Mycobacterium tuberculosis is one of the best studied bacteria (nearly 80’000 entries on pubmed). However, due to its complex cell wall, membrane transport processes are poorly understood in this important pathogen, which is responsible for the death of more than 2 million people each year. We investigate mycobacterial transporters involved in the shuttling of siderophores, small organic compounds that are produced by the bacillus to steal iron from the infected host. A recent highlight was the structural and functional characterization of the unusual heterodimeric ABC exporter IrtAB, which imports iron-loaded siderophores across the inner membrane and reduces it in the cytoplasm by virtue of a fused siderophore interacting domain. The biosynthesis of the unique mycobacterial cell wall is a further research area that caught our interest. We work with a proton-driven transporter called Rv1410, which plays an important role in the transport of triacylglycerol and highly glycosylated lipids unique to mycobacteria, called lipoarabinomannans.
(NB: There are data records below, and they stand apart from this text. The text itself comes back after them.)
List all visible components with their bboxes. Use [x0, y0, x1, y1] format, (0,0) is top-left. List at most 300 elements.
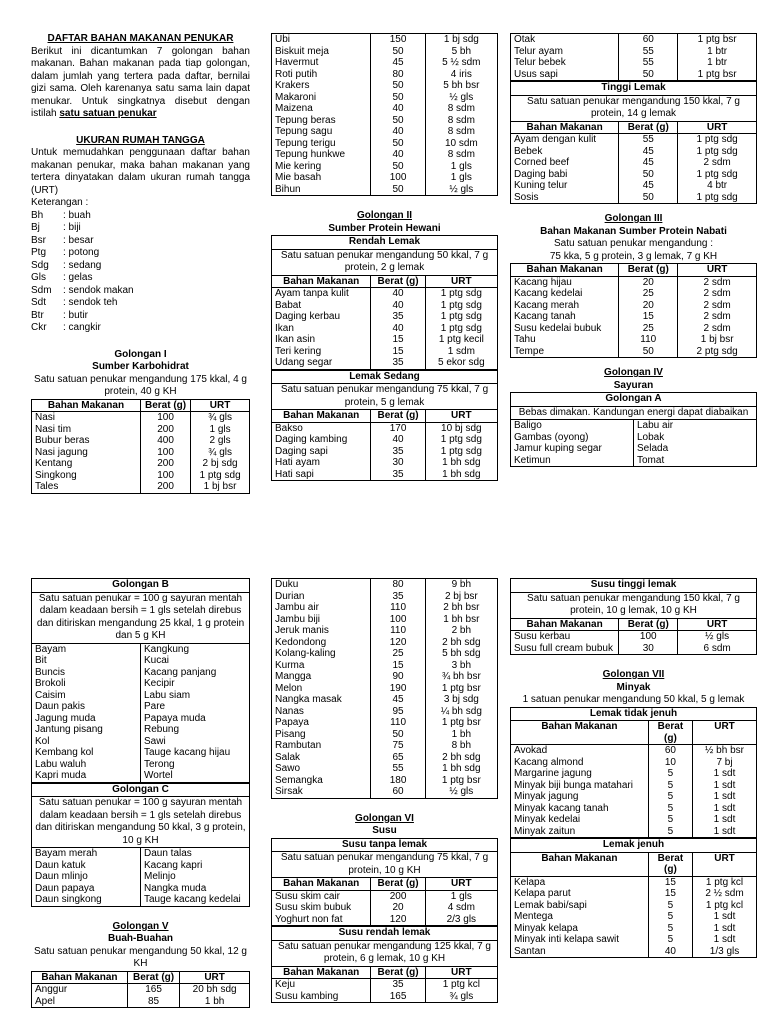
- table-cell: Ketimun: [511, 455, 634, 467]
- table-cell: Buncis: [32, 667, 141, 679]
- weight-cell: 100: [141, 412, 191, 424]
- table-row: [272, 57, 498, 69]
- table-row: [511, 814, 757, 826]
- table-row: [511, 876, 757, 888]
- weight-cell: 15: [371, 334, 425, 346]
- food-cell: Nanas: [272, 706, 371, 718]
- urt-cell: 2 sdm: [678, 311, 757, 323]
- table-cell: Daun talas: [141, 848, 250, 860]
- urt-cell: 4 iris: [425, 69, 497, 81]
- food-cell: Mie kering: [272, 161, 371, 173]
- weight-cell: 50: [619, 346, 678, 358]
- weight-cell: 55: [619, 57, 678, 69]
- food-cell: Bubur beras: [32, 435, 141, 447]
- table-row: [272, 671, 498, 683]
- table-row: [32, 713, 250, 725]
- urt-cell: 1 bj bsr: [678, 334, 757, 346]
- urt-cell: 1 bh: [180, 996, 250, 1008]
- urt-cell: 1 sdt: [693, 814, 757, 826]
- urt-cell: 2 sdm: [678, 323, 757, 335]
- col-header-weight: Berat (g): [371, 878, 425, 891]
- urt-cell: 1 ptg sdg: [678, 192, 757, 204]
- weight-cell: 55: [371, 763, 425, 775]
- urt-cell: 5 ½ sdm: [425, 57, 497, 69]
- table-row: [511, 46, 757, 58]
- weight-cell: 180: [371, 775, 425, 787]
- g3-desc-1: Satu satuan penukar mengandung :: [553, 238, 713, 249]
- food-cell: Mentega: [511, 911, 649, 923]
- g1-title: Golongan I: [114, 348, 167, 360]
- table-row: [272, 717, 498, 729]
- food-cell: Durian: [272, 591, 371, 603]
- g4-c-table: [31, 847, 250, 907]
- table-cell: Jantung pisang: [32, 724, 141, 736]
- table-row: [272, 979, 498, 991]
- weight-cell: 30: [371, 457, 425, 469]
- food-cell: Kedondong: [272, 637, 371, 649]
- urt-cell: 5 bh sdg: [425, 648, 497, 660]
- food-cell: Rambutan: [272, 740, 371, 752]
- food-cell: Daging kambing: [272, 434, 371, 446]
- food-cell: Minyak kelapa: [511, 923, 649, 935]
- table-row: [511, 323, 757, 335]
- g7-tidak-table: [510, 720, 757, 838]
- food-cell: Kolang-kaling: [272, 648, 371, 660]
- col-header-weight: Berat (g): [648, 852, 692, 876]
- food-cell: Kacang kedelai: [511, 288, 619, 300]
- food-cell: Havermut: [272, 57, 371, 69]
- urt-cell: 2 sdm: [678, 288, 757, 300]
- table-row: [272, 69, 498, 81]
- weight-cell: 35: [371, 469, 425, 481]
- g7-subtitle: Minyak: [616, 681, 651, 693]
- urt-cell: 1 ptg sdg: [425, 288, 497, 300]
- intro-text: Berikut ini dicantumkan 7 golongan bahan makanan. Bahan makanan pada tiap golongan, dalam jumlah yang tertera pada daftar, bernilai gizi sama. Oleh karenanya satu sama lain dapat menukar. Untuk singkatnya disebut dengan istilah: [31, 45, 250, 119]
- ket-item: [31, 235, 250, 248]
- weight-cell: 40: [371, 300, 425, 312]
- table-row: [272, 706, 498, 718]
- column-3-top: [510, 33, 757, 467]
- table-row: [32, 747, 250, 759]
- g2-title: Golongan II: [357, 210, 412, 221]
- table-row: [272, 457, 498, 469]
- food-cell: Avokad: [511, 745, 649, 757]
- weight-cell: 5: [648, 780, 692, 792]
- table-row: [272, 357, 498, 369]
- table-row: [272, 323, 498, 335]
- ket-meaning: : biji: [63, 222, 81, 233]
- col-header-food: Bahan Makanan: [511, 264, 619, 277]
- table-row: [32, 996, 250, 1008]
- ket-meaning: : butir: [63, 309, 89, 321]
- intro-title: DAFTAR BAHAN MAKANAN PENUKAR: [47, 33, 234, 44]
- col-header-weight: Berat (g): [371, 966, 425, 979]
- col-header-urt: URT: [678, 121, 757, 134]
- table-cell: Bit: [32, 655, 141, 667]
- g6-subtitle: Susu: [372, 825, 397, 836]
- food-cell: Telur ayam: [511, 46, 619, 58]
- urt-cell: 4 btr: [678, 180, 757, 192]
- food-cell: Salak: [272, 752, 371, 764]
- table-row: [32, 724, 250, 736]
- urt-cell: 1 bh sdg: [425, 763, 497, 775]
- urt-cell: 20 bh sdg: [180, 984, 250, 996]
- food-cell: Apel: [32, 996, 128, 1008]
- weight-cell: 35: [371, 591, 425, 603]
- weight-cell: 120: [371, 914, 425, 926]
- table-row: [272, 300, 498, 312]
- table-cell: Labu waluh: [32, 759, 141, 771]
- food-cell: Otak: [511, 34, 619, 46]
- urt-cell: 2 bh bsr: [425, 602, 497, 614]
- ket-abbr: Ckr: [31, 322, 47, 333]
- food-cell: Maizena: [272, 103, 371, 115]
- urt-cell: ¾ bh bsr: [425, 671, 497, 683]
- weight-cell: 15: [648, 888, 692, 900]
- weight-cell: 5: [648, 826, 692, 838]
- food-cell: Susu kedelai bubuk: [511, 323, 619, 335]
- table-row: [272, 334, 498, 346]
- urt-cell: 2 ½ sdm: [693, 888, 757, 900]
- table-cell: Tauge kacang kedelai: [141, 894, 250, 906]
- ket-meaning: : sendok teh: [63, 297, 118, 308]
- table-cell: Daun papaya: [32, 883, 141, 895]
- weight-cell: 55: [619, 134, 678, 146]
- weight-cell: 165: [127, 984, 179, 996]
- g5-table: [31, 971, 250, 1009]
- food-cell: Tahu: [511, 334, 619, 346]
- weight-cell: 75: [371, 740, 425, 752]
- weight-cell: 10: [648, 757, 692, 769]
- food-cell: Jambu biji: [272, 614, 371, 626]
- table-row: [272, 890, 498, 902]
- table-row: [272, 752, 498, 764]
- food-cell: Mie basah: [272, 172, 371, 184]
- ket-item: [31, 272, 250, 285]
- table-cell: Kucai: [141, 655, 250, 667]
- table-row: [272, 625, 498, 637]
- g1-table-cont: [271, 33, 498, 196]
- food-cell: Sawo: [272, 763, 371, 775]
- urt-cell: 2 sdm: [678, 276, 757, 288]
- col-header-weight: Berat (g): [371, 275, 425, 288]
- food-cell: Nasi tim: [32, 424, 141, 436]
- table-row: [32, 770, 250, 782]
- table-row: [272, 991, 498, 1003]
- table-row: [511, 934, 757, 946]
- ket-meaning: : sendok makan: [63, 284, 134, 296]
- ket-meaning: : cangkir: [63, 322, 101, 333]
- table-row: [32, 655, 250, 667]
- table-row: [511, 803, 757, 815]
- table-row: [32, 984, 250, 996]
- weight-cell: 5: [648, 911, 692, 923]
- g6-tanpa-title: Susu tanpa lemak: [271, 838, 498, 852]
- col-header-food: Bahan Makanan: [511, 721, 649, 745]
- weight-cell: 50: [371, 184, 425, 196]
- ket-item: [31, 222, 250, 235]
- table-cell: Kapri muda: [32, 770, 141, 782]
- weight-cell: 65: [371, 752, 425, 764]
- table-row: [511, 311, 757, 323]
- g4-b-desc: Satu satuan penukar = 100 g sayuran mentah dalam keadaan bersih = 1 gls setelah direbus dan ditiriskan mengandung 25 kkal, 1 g protein dan 5 g KH: [31, 592, 250, 643]
- table-row: [272, 184, 498, 196]
- table-row: [272, 115, 498, 127]
- weight-cell: 50: [371, 80, 425, 92]
- weight-cell: 50: [371, 92, 425, 104]
- weight-cell: 100: [371, 614, 425, 626]
- col-header-urt: URT: [425, 878, 497, 891]
- table-row: [272, 311, 498, 323]
- weight-cell: 120: [371, 637, 425, 649]
- table-row: [272, 172, 498, 184]
- table-row: [32, 412, 250, 424]
- table-cell: Terong: [141, 759, 250, 771]
- col-header-weight: Berat (g): [619, 121, 678, 134]
- food-cell: Santan: [511, 946, 649, 958]
- table-row: [272, 740, 498, 752]
- table-row: [511, 911, 757, 923]
- col-header-urt: URT: [425, 966, 497, 979]
- g6-tinggi-desc: Satu satuan penukar mengandung 150 kkal, 7 g protein, 10 g lemak, 10 g KH: [510, 592, 757, 618]
- table-row: [272, 149, 498, 161]
- table-cell: Wortel: [141, 770, 250, 782]
- col-header-food: Bahan Makanan: [32, 399, 141, 412]
- ket-meaning: : buah: [63, 209, 91, 221]
- urt-cell: 1 gls: [425, 890, 497, 902]
- table-row: [32, 690, 250, 702]
- col-header-urt: URT: [678, 264, 757, 277]
- weight-cell: 45: [371, 57, 425, 69]
- weight-cell: 20: [371, 902, 425, 914]
- col-header-urt: URT: [693, 852, 757, 876]
- table-cell: Jamur kuping segar: [511, 443, 634, 455]
- table-cell: Brokoli: [32, 678, 141, 690]
- urt-cell: 2 bh: [425, 625, 497, 637]
- table-cell: Papaya muda: [141, 713, 250, 725]
- urt-cell: ½ gls: [425, 786, 497, 798]
- table-row: [32, 871, 250, 883]
- food-cell: Semangka: [272, 775, 371, 787]
- g5-table-cont: [271, 578, 498, 799]
- table-row: [32, 447, 250, 459]
- column-1-bottom: [31, 578, 250, 1008]
- table-row: [32, 883, 250, 895]
- table-row: [272, 637, 498, 649]
- column-2-top: [271, 33, 498, 481]
- urt-cell: 1 ptg bsr: [425, 683, 497, 695]
- urt-cell: ½ bh bsr: [693, 745, 757, 757]
- urt-cell: ¼ bh sdg: [425, 706, 497, 718]
- g2-tinggi-table: [510, 121, 757, 205]
- food-cell: Ubi: [272, 34, 371, 46]
- weight-cell: 45: [619, 180, 678, 192]
- weight-cell: 60: [648, 745, 692, 757]
- weight-cell: 200: [371, 890, 425, 902]
- urt-cell: 9 bh: [425, 579, 497, 591]
- food-cell: Roti putih: [272, 69, 371, 81]
- col-header-food: Bahan Makanan: [272, 878, 371, 891]
- table-row: [272, 346, 498, 358]
- weight-cell: 35: [371, 357, 425, 369]
- weight-cell: 5: [648, 923, 692, 935]
- g1-table: [31, 399, 250, 494]
- weight-cell: 30: [619, 643, 678, 655]
- weight-cell: 45: [371, 694, 425, 706]
- table-cell: Tomat: [634, 455, 757, 467]
- table-cell: Kol: [32, 736, 141, 748]
- urt-cell: 2 gls: [191, 435, 250, 447]
- urt-cell: 1 ptg kecil: [425, 334, 497, 346]
- food-cell: Keju: [272, 979, 371, 991]
- table-row: [272, 729, 498, 741]
- column-3-bottom: [510, 578, 757, 958]
- ket-abbr: Bj: [31, 222, 40, 233]
- g2-sedang-title: Lemak Sedang: [271, 370, 498, 384]
- col-header-food: Bahan Makanan: [511, 618, 619, 631]
- weight-cell: 20: [619, 300, 678, 312]
- table-row: [272, 683, 498, 695]
- weight-cell: 50: [371, 46, 425, 58]
- weight-cell: 50: [371, 115, 425, 127]
- table-cell: Daun singkong: [32, 894, 141, 906]
- ket-item: [31, 247, 250, 260]
- weight-cell: 90: [371, 671, 425, 683]
- table-row: [511, 134, 757, 146]
- food-cell: Yoghurt non fat: [272, 914, 371, 926]
- table-cell: Caisim: [32, 690, 141, 702]
- g1-desc: Satu satuan penukar mengandung 175 kkal, 4 g protein, 40 g KH: [34, 373, 247, 397]
- food-cell: Tepung hunkwe: [272, 149, 371, 161]
- weight-cell: 100: [371, 172, 425, 184]
- g5-subtitle: Buah-Buahan: [108, 933, 173, 944]
- col-header-urt: URT: [693, 721, 757, 745]
- table-cell: Kecipir: [141, 678, 250, 690]
- ket-meaning: : besar: [63, 234, 94, 246]
- g7-title: Golongan VII: [602, 669, 665, 680]
- urt-cell: 8 sdm: [425, 115, 497, 127]
- col-header-urt: URT: [180, 971, 250, 984]
- urt-cell: 10 sdm: [425, 138, 497, 150]
- weight-cell: 190: [371, 683, 425, 695]
- weight-cell: 50: [619, 69, 678, 81]
- table-row: [32, 894, 250, 906]
- col-header-food: Bahan Makanan: [272, 966, 371, 979]
- urt-cell: 1 bh sdg: [425, 469, 497, 481]
- table-cell: Rebung: [141, 724, 250, 736]
- table-row: [32, 481, 250, 493]
- table-row: [272, 161, 498, 173]
- food-cell: Babat: [272, 300, 371, 312]
- food-cell: Singkong: [32, 470, 141, 482]
- weight-cell: 110: [619, 334, 678, 346]
- urt-paragraph: Untuk memudahkan penggunaan daftar bahan makanan penukar, maka bahan makanan yang tertera dinyatakan dalam ukuran rumah tangga (URT): [31, 147, 250, 196]
- table-row: [511, 791, 757, 803]
- table-cell: Jagung muda: [32, 713, 141, 725]
- food-cell: Minyak zaitun: [511, 826, 649, 838]
- weight-cell: 40: [371, 434, 425, 446]
- table-cell: Labu air: [634, 420, 757, 432]
- g2-rendah-desc: Satu satuan penukar mengandung 50 kkal, 7 g protein, 2 g lemak: [271, 249, 498, 275]
- ket-item: [31, 297, 250, 310]
- g7-tidak-title: Lemak tidak jenuh: [510, 707, 757, 721]
- weight-cell: 80: [371, 69, 425, 81]
- col-header-weight: Berat (g): [648, 721, 692, 745]
- food-cell: Anggur: [32, 984, 128, 996]
- g7-jenuh-title: Lemak jenuh: [510, 838, 757, 852]
- table-row: [32, 848, 250, 860]
- food-cell: Nasi: [32, 412, 141, 424]
- intro-term: satu satuan penukar: [59, 108, 157, 119]
- urt-cell: 1 gls: [425, 161, 497, 173]
- table-row: [272, 694, 498, 706]
- urt-cell: 1 ptg kcl: [693, 876, 757, 888]
- table-row: [511, 276, 757, 288]
- weight-cell: 15: [619, 311, 678, 323]
- table-row: [511, 69, 757, 81]
- urt-cell: 2 bj sdg: [191, 458, 250, 470]
- urt-cell: 1 gls: [191, 424, 250, 436]
- g4-title: Golongan IV: [604, 367, 663, 378]
- weight-cell: 165: [371, 991, 425, 1003]
- weight-cell: 200: [141, 458, 191, 470]
- food-cell: Bakso: [272, 422, 371, 434]
- urt-cell: 6 sdm: [678, 643, 757, 655]
- table-row: [511, 643, 757, 655]
- food-cell: Susu kerbau: [511, 631, 619, 643]
- food-cell: Minyak inti kelapa sawit: [511, 934, 649, 946]
- weight-cell: 40: [371, 288, 425, 300]
- weight-cell: 200: [141, 424, 191, 436]
- weight-cell: 400: [141, 435, 191, 447]
- weight-cell: 60: [619, 34, 678, 46]
- weight-cell: 35: [371, 979, 425, 991]
- table-row: [511, 900, 757, 912]
- food-cell: Bihun: [272, 184, 371, 196]
- table-row: [32, 667, 250, 679]
- food-cell: Jeruk manis: [272, 625, 371, 637]
- urt-cell: ½ gls: [425, 92, 497, 104]
- col-header-urt: URT: [425, 275, 497, 288]
- food-cell: Kurma: [272, 660, 371, 672]
- g6-rendah-title: Susu rendah lemak: [271, 926, 498, 940]
- weight-cell: 40: [371, 323, 425, 335]
- food-cell: Tepung sagu: [272, 126, 371, 138]
- table-row: [32, 424, 250, 436]
- table-row: [32, 643, 250, 655]
- g2-sedang-table-cont: [510, 33, 757, 81]
- table-row: [511, 888, 757, 900]
- food-cell: Usus sapi: [511, 69, 619, 81]
- urt-cell: 2 bj bsr: [425, 591, 497, 603]
- weight-cell: 5: [648, 900, 692, 912]
- urt-cell: 1 bj sdg: [425, 34, 497, 46]
- table-row: [32, 736, 250, 748]
- g4-a-table: [510, 419, 757, 467]
- table-row: [272, 763, 498, 775]
- ket-abbr: Ptg: [31, 247, 47, 258]
- weight-cell: 15: [648, 876, 692, 888]
- food-cell: Kelapa: [511, 876, 649, 888]
- ket-item: [31, 260, 250, 273]
- g3-title: Golongan III: [604, 213, 663, 224]
- urt-cell: 1 sdt: [693, 923, 757, 935]
- urt-cell: 1 ptg sdg: [678, 146, 757, 158]
- weight-cell: 5: [648, 768, 692, 780]
- table-cell: Kangkung: [141, 643, 250, 655]
- ket-abbr: Sdm: [31, 284, 52, 296]
- urt-cell: 1 gls: [425, 172, 497, 184]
Drug efflux is a common resistance mechanism found in bacteria and cancer cells. Our lab has investigated the structure and function of ABC exporters involved in the efflux of drugs for more than a decade. ABC exporters minimally consist of two transmembrane domains (TMDs) responsible for substrate translocation, which are coupled to a pair of nucleotide binding domains (NBDs) acting as ATP-fuelled motor domains to drive the transport cycle. Current work focusses on a heterodimeric ABC exporter called EfrCD, which strongly contributes to drug efflux in the opportunistic pathogen Enterococcus faecalis. To identify molecular hallmarks of drug efflux pumps, we perform deep mutational scanning to obtain a global picture of residues playing a role in drug recognition and transport. Our long-term goal is to understand promiscuity of drug recognition and the mechanics of drug pumping at the molecular level.
Membrane transporters are intrinsically flexible, which often impedes structural and biochemical studies. This is why there is a great need for affinity reagents that can trap membrane transporters in defined conformational states. We have established a platform for the in vitro selection of synthetic nanobodies called sybodies against challenging membrane proteins. At the heart of the platform are three sybody libraries exhibiting different randomized shapes. A steady stream of publications demonstrates how sybodies increase the thermal stability of labile transporters, trap defined conformations and facilitate X-ray structure determination. We have sent out the sybody library to more than twenty academic research labs around the globe, and we trained a total of eight researchers from Switzerland/Europe/Asia on sybody selections. As a fast response to the Corona crisis, we generated sybodies against the SARS-CoV-2 receptor-binding domain and published the sequences in the open domain.
We developed NestLink, an innovative technological concept that combines the benefits of screens and selections. The technology centres around the so called flycodes – genetically encoded peptide barcodes designed for optimal detection by mass spectrometry (LC-MS). Through a combination of state-of-the-art LC-MS and next generation sequencing, we process thousands of library members as an ensemble, while still allowing for characterization of individual candidate molecules within the processed pool of proteins. Hence, we invented a novel protein selection principle that operates in the absence of a classical genotype-phenotype linkage. This paradigm-shift enables novel protein engineering applications, which operate independently of large display particles such as phages and ribosomes. We currently use the flycode technology to deep-mine large pools of nanobodies and sybodies for binders that recognize outer membrane proteins in the context of the bacterial cell with the aim to develop rapid diagnostics and identify novel antibiotics.